Nick Swisher has had plenty of suitors this off-season, and with good reason. He’s a proven bat, a switch-hitter who would fit in just about any lineup and has been a consistent performer for the better part of a decade. He’s been linked most recently to the San Francisco Giants, Atlanta Braves and Boston Red Sox, all of whom could use his bat in their lineups.
The one thing that all of those teams have in common is that they are all expected to be contenders next season. Even the Red Sox, coming off a horrific season in 2012, are expected to reload and shouldn’t be down for long.
Swisher is a good complementary piece that can fit into just about any team’s lineup, but is not enough of a star that he should be signed expecting to carry an offense. He’s not a middle-of-the-lineup hitter, but he is the type of hitter that can propel an average offense into a very good one.
This is the category the Pittsburgh Pirates fall into.
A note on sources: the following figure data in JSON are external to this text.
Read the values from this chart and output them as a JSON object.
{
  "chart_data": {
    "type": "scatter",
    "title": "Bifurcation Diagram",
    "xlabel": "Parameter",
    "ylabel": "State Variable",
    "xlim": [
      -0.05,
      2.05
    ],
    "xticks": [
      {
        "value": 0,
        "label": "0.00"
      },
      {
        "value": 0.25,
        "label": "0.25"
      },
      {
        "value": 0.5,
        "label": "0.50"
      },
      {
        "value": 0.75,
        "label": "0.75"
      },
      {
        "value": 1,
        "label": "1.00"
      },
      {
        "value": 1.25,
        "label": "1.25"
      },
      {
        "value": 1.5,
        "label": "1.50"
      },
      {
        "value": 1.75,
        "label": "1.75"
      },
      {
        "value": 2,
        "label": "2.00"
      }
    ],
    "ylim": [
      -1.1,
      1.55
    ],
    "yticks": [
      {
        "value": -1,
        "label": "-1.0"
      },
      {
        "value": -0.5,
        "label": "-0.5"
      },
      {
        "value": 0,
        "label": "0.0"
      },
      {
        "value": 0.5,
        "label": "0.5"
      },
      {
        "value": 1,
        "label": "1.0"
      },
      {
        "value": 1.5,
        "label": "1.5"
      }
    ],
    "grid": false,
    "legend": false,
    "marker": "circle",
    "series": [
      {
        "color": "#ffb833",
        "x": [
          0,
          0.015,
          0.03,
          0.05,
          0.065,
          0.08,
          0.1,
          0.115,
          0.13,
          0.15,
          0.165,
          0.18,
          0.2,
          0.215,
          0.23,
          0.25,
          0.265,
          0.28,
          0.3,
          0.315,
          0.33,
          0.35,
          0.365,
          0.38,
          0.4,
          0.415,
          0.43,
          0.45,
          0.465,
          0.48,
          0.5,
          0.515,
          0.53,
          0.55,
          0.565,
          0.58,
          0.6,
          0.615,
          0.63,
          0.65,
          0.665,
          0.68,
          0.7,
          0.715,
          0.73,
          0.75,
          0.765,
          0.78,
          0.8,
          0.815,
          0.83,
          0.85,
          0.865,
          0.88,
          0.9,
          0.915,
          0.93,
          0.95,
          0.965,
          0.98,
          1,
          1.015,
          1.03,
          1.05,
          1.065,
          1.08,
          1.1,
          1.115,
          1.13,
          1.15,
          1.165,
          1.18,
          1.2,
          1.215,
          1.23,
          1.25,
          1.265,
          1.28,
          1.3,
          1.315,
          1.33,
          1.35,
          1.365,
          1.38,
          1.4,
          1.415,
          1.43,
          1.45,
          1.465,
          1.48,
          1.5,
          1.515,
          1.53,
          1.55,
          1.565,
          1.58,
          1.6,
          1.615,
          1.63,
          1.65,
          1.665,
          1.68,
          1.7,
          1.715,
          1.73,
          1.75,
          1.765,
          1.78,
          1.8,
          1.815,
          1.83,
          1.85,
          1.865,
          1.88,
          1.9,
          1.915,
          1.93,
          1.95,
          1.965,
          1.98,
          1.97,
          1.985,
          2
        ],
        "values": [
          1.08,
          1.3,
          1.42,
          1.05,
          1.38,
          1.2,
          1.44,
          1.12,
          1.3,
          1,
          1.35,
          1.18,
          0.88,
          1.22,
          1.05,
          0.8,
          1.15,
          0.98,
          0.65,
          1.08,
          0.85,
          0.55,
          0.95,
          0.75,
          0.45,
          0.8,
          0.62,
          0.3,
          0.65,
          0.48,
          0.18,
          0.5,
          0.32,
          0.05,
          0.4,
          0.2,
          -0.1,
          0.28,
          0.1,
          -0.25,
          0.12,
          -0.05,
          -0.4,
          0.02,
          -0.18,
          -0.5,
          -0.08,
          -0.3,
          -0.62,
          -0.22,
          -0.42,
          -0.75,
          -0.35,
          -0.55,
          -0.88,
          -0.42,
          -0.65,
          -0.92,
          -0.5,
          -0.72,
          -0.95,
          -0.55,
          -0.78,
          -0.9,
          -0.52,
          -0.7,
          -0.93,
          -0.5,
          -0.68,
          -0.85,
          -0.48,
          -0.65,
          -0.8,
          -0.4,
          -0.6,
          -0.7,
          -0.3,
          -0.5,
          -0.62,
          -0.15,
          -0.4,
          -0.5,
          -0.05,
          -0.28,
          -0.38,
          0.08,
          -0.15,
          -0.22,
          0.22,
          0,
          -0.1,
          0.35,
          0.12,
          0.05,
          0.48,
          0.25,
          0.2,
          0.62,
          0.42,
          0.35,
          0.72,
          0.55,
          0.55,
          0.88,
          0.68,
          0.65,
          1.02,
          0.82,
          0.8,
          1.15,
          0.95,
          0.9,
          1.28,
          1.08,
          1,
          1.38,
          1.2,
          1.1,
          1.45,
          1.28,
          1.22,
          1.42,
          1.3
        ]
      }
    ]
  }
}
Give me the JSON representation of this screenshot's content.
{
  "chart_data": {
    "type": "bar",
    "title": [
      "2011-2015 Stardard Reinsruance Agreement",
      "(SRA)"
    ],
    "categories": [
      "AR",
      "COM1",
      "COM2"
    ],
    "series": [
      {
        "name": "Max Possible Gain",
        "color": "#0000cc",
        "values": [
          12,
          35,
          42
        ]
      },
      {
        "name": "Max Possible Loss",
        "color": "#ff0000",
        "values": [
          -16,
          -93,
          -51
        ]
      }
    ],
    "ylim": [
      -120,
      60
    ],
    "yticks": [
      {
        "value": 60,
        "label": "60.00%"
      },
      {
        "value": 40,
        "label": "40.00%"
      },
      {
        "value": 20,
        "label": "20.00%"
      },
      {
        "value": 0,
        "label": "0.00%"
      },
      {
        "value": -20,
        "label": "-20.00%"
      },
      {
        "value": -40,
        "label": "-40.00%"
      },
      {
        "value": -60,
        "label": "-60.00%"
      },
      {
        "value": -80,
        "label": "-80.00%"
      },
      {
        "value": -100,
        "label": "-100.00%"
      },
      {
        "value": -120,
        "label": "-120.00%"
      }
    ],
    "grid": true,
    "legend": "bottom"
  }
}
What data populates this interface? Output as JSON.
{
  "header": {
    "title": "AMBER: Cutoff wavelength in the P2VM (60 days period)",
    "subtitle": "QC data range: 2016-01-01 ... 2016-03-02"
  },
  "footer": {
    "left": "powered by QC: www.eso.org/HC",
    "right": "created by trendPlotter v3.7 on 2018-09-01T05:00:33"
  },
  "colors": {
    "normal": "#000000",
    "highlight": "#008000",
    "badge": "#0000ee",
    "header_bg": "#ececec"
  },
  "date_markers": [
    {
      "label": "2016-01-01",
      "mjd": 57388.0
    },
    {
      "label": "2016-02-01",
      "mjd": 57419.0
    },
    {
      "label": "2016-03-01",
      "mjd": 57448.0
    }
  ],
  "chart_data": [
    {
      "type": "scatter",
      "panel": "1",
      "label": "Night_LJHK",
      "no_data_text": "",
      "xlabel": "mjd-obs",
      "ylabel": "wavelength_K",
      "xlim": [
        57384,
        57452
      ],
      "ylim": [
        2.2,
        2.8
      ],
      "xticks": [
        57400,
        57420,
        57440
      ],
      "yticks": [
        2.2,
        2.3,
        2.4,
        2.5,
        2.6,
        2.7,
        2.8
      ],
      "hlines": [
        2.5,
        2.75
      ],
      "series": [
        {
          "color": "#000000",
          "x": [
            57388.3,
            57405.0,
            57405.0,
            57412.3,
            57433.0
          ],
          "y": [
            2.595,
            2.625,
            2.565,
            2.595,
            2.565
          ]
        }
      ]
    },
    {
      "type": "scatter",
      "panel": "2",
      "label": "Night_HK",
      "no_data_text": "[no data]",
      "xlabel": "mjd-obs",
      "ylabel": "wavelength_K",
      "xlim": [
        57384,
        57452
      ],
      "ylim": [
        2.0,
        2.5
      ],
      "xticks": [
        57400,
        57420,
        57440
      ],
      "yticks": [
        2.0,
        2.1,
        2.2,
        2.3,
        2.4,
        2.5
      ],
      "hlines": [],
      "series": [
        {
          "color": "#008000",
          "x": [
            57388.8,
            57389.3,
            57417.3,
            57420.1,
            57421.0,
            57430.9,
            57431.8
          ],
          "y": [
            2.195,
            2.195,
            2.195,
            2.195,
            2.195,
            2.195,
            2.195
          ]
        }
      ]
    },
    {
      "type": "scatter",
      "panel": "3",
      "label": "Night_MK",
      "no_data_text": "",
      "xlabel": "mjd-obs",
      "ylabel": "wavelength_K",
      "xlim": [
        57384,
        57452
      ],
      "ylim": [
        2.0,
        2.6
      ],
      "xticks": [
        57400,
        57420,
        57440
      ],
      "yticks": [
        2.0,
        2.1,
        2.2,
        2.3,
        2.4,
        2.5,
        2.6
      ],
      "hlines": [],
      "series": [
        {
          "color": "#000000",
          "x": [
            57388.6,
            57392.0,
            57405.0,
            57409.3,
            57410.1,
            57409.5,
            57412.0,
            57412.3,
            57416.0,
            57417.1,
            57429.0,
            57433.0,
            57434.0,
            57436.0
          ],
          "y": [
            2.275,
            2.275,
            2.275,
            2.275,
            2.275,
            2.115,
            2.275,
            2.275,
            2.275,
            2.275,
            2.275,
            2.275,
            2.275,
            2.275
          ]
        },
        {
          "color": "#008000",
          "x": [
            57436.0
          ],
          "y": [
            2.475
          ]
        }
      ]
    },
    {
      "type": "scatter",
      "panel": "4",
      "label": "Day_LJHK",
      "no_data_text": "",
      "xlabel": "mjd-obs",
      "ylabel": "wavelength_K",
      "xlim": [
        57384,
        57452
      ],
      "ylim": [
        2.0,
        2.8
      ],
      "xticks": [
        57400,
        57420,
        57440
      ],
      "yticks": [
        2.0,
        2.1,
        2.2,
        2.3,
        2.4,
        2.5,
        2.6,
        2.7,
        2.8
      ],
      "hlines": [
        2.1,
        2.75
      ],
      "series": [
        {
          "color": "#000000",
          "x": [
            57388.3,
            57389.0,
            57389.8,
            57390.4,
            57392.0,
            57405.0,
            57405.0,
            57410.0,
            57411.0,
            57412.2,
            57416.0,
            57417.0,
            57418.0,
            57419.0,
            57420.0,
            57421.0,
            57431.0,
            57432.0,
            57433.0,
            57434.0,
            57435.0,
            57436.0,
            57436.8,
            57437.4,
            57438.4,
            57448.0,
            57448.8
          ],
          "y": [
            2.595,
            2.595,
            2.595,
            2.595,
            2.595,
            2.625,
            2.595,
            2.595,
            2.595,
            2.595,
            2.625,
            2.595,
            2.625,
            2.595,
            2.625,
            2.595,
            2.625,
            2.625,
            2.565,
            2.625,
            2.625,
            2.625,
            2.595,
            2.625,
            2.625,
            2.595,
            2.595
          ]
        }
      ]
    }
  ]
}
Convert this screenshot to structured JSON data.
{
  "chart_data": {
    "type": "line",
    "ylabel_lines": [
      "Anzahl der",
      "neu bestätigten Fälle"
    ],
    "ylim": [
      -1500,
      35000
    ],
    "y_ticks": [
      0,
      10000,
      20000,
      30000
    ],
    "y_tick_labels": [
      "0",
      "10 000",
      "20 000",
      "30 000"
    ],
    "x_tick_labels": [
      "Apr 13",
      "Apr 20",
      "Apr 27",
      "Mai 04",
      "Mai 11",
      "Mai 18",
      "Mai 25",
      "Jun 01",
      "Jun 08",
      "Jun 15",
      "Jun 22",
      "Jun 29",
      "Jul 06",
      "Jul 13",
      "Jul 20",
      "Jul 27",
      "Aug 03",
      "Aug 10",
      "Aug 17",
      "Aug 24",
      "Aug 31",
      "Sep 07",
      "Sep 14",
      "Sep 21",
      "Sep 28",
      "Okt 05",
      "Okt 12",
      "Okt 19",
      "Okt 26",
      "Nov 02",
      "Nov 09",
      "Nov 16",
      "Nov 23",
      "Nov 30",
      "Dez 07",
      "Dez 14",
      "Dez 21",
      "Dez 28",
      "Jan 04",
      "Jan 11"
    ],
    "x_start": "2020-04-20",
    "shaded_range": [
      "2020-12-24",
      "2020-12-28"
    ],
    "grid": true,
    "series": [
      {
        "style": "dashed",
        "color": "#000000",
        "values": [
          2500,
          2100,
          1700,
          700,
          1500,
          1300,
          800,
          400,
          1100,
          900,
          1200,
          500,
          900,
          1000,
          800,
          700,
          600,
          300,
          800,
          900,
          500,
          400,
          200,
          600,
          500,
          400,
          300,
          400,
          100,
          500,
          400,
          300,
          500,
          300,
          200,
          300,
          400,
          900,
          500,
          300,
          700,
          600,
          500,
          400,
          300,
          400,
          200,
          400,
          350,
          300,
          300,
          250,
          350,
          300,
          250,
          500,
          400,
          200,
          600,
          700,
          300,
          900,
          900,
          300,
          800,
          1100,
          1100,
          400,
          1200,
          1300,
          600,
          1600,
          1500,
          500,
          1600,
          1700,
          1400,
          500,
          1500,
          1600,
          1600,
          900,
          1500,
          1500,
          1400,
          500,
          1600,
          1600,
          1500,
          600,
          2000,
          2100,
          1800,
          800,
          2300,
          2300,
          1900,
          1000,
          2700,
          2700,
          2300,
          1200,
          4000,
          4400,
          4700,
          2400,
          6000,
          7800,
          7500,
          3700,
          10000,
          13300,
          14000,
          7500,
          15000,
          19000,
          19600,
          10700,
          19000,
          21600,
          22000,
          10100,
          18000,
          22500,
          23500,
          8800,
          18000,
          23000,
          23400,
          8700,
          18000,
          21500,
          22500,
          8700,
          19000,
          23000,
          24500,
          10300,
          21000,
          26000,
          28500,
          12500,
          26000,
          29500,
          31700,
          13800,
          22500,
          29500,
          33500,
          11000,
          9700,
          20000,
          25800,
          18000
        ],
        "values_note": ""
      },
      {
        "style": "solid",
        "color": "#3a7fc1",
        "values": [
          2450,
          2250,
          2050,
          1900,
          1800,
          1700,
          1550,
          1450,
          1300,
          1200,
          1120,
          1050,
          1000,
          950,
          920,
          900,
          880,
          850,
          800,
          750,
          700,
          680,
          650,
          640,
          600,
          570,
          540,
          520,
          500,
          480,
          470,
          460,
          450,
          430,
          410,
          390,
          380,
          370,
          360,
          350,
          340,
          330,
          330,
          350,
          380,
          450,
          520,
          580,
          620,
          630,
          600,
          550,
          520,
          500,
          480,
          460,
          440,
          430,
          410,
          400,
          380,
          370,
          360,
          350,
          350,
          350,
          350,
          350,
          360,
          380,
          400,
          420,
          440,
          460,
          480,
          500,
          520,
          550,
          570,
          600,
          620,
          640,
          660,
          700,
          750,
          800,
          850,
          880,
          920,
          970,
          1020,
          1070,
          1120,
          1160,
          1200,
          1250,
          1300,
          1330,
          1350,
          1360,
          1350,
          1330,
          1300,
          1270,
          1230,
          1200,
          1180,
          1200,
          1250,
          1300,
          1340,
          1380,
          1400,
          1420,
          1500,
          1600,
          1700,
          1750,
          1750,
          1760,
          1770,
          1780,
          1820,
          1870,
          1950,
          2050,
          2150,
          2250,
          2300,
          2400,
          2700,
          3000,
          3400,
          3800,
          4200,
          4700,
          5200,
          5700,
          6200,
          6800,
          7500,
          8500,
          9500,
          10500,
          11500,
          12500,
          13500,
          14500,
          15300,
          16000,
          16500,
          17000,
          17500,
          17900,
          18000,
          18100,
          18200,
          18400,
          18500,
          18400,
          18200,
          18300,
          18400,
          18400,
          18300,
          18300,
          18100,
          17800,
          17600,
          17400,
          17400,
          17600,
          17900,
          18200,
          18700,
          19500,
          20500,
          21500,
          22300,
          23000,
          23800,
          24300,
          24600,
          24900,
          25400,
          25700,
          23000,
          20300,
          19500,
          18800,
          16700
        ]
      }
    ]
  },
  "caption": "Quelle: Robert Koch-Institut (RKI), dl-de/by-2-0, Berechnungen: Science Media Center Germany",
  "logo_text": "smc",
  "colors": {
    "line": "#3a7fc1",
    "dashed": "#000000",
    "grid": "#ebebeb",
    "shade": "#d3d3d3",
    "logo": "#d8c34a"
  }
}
Over the past two decades of futility, the Pirates could have been made to seem like a good fit for any major free agent, as their roster was typically full of holes. But signing a player like Swisher onto many of those teams would have been a misuse of funds, as his abilities are not enough to overcome the offensive issues of many of the Pirates teams of the past.
This Pirates team, however, is different.
On this Pirates team, Swisher does not have to be a star. He does not have to be a leader. He does not have to be their best hitter. They already have Andrew McCutchen for all that.
They also have some effective complementary pieces in Pedro Alvarez, Neil Walker, Garrett Jones and up-and-comer Starling Marte. The Pirates are finally at a place where a piece like Swisher makes sense.
Of course, they will probably have to overpay to get him.
Swisher will likely not consider the Pirates among his top choices unless there is a significant financial advantage to their offer. Most predictions call for Swisher to get a fourth year, if not because he deserves it than because of the demand for him this winter. They also call for a contract between $12-14 million per year.
The Pirates don’t have the payroll flexibility to go much higher than $14 million, but they could go further in years.
The longer the contract, the more risk there is with any free agent, and with Swisher entering his age 32 season in 2013, the risk is even greater than with younger free agents. But a five-year deal, something that Swisher may not have yet been offered, would lock him up only through his age 36 season, when Swisher could still be productive. He likely won’t still be living up to the contract, but he could still be productive into his late 30’s.
Swisher has the one skill that tends to age well in any era – plate discipline. Even as his skills begin to diminish towards the end of a five year deal, causing his batting average to dip and his power to decline, he should still be able to maintain his ability to get on base. Even in his worst season (2008), Swisher posted a .332 on-base percentage, better than anything they are projected to get out of right field this season. Swisher won’t still be the player he is today in five years, but he should still be an employable major league outfielder.
If the Pirates want to make a move, and they need to do so badly, offering Swisher an additional year could be exactly what it takes to get it done, proving both to their fan base and to the rest of the baseball world that they are taking their opportunity to become competitive seriously.